I love the smell of depression in the morning. It smells like... Robert Duvall? Just kidding.
This is an interesting article. One that I can definitely relate to, in an odd sort of way. MSNBC posted "Guilty and stress, layoff survivors suffer, too". However, my experiences have been a little different.
I once worked for a (nameless) company from 2000 to 2007, until it was split in half, during a broken joint venture. I had become very comfortable there. The people, the culture, the surroundings, the idiosyncracies. Then, as soon as we were told of some potentially bad news for the IT folks, the staff began leaving like the place was burning down. Soon, I was the last remaining person in my group. Even weirder, was that my boss and his boss were both gone, and my new boss had not yet become engaged in what I was doing. It was confusing, empty, quiet, boring and terrifying at the same time.
I wasn't sure if I would be let go or what.
For weeks I came in to my quiet office, at the end of a long hall that was once full of people I joked around with. But the hall was silent. I was the only person left on that hall. When you get used to being around people for so long, and then suddenly they're gone, its extrenely depressing. This went on for about a month. Even worse, as my former colleagues focused on their new jobs, I didn't hear much from them. So I sat in a quiet office waiting to find out (a) if my job would remain and (b) what my new role would be.
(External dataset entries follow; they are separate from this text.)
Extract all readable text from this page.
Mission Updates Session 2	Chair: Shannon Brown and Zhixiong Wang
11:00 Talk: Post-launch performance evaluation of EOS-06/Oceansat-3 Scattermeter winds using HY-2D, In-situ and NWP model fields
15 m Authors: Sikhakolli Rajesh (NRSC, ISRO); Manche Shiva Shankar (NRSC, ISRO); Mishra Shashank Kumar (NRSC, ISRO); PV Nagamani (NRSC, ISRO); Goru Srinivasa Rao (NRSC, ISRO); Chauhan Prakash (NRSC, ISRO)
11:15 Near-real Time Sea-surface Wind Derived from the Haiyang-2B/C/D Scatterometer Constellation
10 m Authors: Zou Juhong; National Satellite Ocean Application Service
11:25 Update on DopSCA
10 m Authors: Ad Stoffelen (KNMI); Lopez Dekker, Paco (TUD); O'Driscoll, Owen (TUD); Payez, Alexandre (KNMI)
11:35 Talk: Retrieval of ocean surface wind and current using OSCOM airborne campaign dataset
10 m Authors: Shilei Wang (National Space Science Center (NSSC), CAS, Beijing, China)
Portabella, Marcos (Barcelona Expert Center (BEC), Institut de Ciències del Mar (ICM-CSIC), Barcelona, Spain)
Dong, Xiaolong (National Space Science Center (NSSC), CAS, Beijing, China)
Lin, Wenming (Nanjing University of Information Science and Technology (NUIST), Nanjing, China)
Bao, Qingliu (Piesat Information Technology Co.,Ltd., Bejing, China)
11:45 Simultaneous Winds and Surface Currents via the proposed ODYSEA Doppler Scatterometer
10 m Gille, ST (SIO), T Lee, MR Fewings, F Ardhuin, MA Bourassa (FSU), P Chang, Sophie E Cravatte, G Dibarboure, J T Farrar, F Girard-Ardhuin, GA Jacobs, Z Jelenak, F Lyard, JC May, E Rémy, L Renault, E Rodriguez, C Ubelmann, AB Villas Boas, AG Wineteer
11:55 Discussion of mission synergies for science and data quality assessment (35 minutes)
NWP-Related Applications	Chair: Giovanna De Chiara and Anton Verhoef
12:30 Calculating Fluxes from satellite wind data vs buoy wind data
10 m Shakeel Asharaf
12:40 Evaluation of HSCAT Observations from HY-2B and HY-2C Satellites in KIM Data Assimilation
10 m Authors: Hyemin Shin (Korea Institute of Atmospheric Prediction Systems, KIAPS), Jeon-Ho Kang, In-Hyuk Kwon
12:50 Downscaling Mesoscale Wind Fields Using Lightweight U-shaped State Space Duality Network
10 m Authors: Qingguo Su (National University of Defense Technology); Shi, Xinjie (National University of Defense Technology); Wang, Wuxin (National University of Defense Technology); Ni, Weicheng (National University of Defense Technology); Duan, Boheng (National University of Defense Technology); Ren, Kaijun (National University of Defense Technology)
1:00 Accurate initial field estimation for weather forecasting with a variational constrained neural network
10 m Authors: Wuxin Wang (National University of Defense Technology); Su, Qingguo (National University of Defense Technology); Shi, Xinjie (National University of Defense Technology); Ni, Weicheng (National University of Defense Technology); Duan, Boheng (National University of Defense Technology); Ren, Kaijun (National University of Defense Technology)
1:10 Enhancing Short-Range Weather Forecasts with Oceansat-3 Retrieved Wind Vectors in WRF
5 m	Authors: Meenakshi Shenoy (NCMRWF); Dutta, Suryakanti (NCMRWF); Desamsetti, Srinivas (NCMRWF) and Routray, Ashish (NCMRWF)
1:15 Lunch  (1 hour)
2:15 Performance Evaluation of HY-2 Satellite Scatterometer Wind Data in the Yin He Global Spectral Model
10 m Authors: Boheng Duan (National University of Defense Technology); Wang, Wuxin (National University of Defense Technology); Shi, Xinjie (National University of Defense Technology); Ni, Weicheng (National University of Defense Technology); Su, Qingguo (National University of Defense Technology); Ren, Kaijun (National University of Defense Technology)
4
It was Chinese isolation torture.
Oh well. Enough of that depressing crap. I'm glad they all went on to better things. That was a time I'd rather forget. Things got better when I left for a new job actually, but that too came crashing down with an unexpected layoff. Geez. 2008 sucked horribly from my point of view. I'm looking forward to 2009. I suppose the point of all this is that people "left behind" go through a tough time, even though in my case the "others" weren't laid off, they quit. Life sucks and then you die.